My mate shook her head. “It isn’t natural,” she said.

The doctor smiled and pointed at a dark band on the screen. “All I have to do is delete this,” he said. “Your boy will never feel hunger. He will have a tremendous advantage.”

I didn’t know what to think. The doctor’s argument sounded reasonable.

“You have a choice,” the doctor said. “I need an answer. Now.”

Tears rolled down my mate’s cheeks and she looked up at me, hoping to find an ally.

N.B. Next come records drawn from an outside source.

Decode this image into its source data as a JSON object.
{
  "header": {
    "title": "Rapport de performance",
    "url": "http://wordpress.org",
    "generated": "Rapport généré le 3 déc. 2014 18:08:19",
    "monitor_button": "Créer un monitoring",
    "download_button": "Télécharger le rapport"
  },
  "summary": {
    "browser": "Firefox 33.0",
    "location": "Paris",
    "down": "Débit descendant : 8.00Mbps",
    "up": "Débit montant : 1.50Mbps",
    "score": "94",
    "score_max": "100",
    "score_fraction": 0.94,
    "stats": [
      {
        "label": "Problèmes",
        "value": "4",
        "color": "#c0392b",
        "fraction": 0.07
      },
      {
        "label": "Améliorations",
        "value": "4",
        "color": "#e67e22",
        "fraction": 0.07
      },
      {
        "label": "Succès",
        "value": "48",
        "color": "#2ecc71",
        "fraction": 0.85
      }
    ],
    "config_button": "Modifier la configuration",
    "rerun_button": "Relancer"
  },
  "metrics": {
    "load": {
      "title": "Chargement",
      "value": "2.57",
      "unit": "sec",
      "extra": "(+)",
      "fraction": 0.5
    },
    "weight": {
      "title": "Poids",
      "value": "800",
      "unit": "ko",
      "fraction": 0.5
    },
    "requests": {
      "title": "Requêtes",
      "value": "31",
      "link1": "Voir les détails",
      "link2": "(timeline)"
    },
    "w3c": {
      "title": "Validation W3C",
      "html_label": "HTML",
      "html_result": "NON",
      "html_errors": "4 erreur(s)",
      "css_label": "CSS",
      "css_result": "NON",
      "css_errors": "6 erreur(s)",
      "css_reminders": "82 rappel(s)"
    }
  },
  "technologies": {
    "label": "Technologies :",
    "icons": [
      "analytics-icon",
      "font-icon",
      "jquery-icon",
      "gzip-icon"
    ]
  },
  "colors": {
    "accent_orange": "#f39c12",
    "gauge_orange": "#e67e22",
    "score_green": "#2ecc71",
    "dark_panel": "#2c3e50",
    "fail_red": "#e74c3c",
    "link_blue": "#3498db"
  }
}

I shook my head.

“Do it,” I said.

“But,” my mate said.

I held her by the shoulders and stared into her eyes. “It’s the only way.”

The doctor tapped on the screen and a sinuous metal arm approached my mate and before we could react a silver needle darted forward into a blood vessel in the back of her hand.

My mate whimpered and her eyes closed.

The doctor turned to us. “There, it’s done. You can rest assured that you have made the correct decision.”

My mate turned to me in horror. “You monster,” she said.

“The child’s digestive organs will atrophy and eventually disappear,” the doctor said. “At the same time, the new autotrophic system will develop.”

My mate closed her eyes and squeezed both hands into fists.

“There is nothing to worry about,” the doctor said with a smile. “He will still be able to pass liquids and solids through his alimentary canal if he wishes, although I rather doubt he will make that decision.”

“Let’s go,” I said to my mate. “Our boy will live, that’s all that matters, isn’t it?”

My mate looked up at me and shook her head.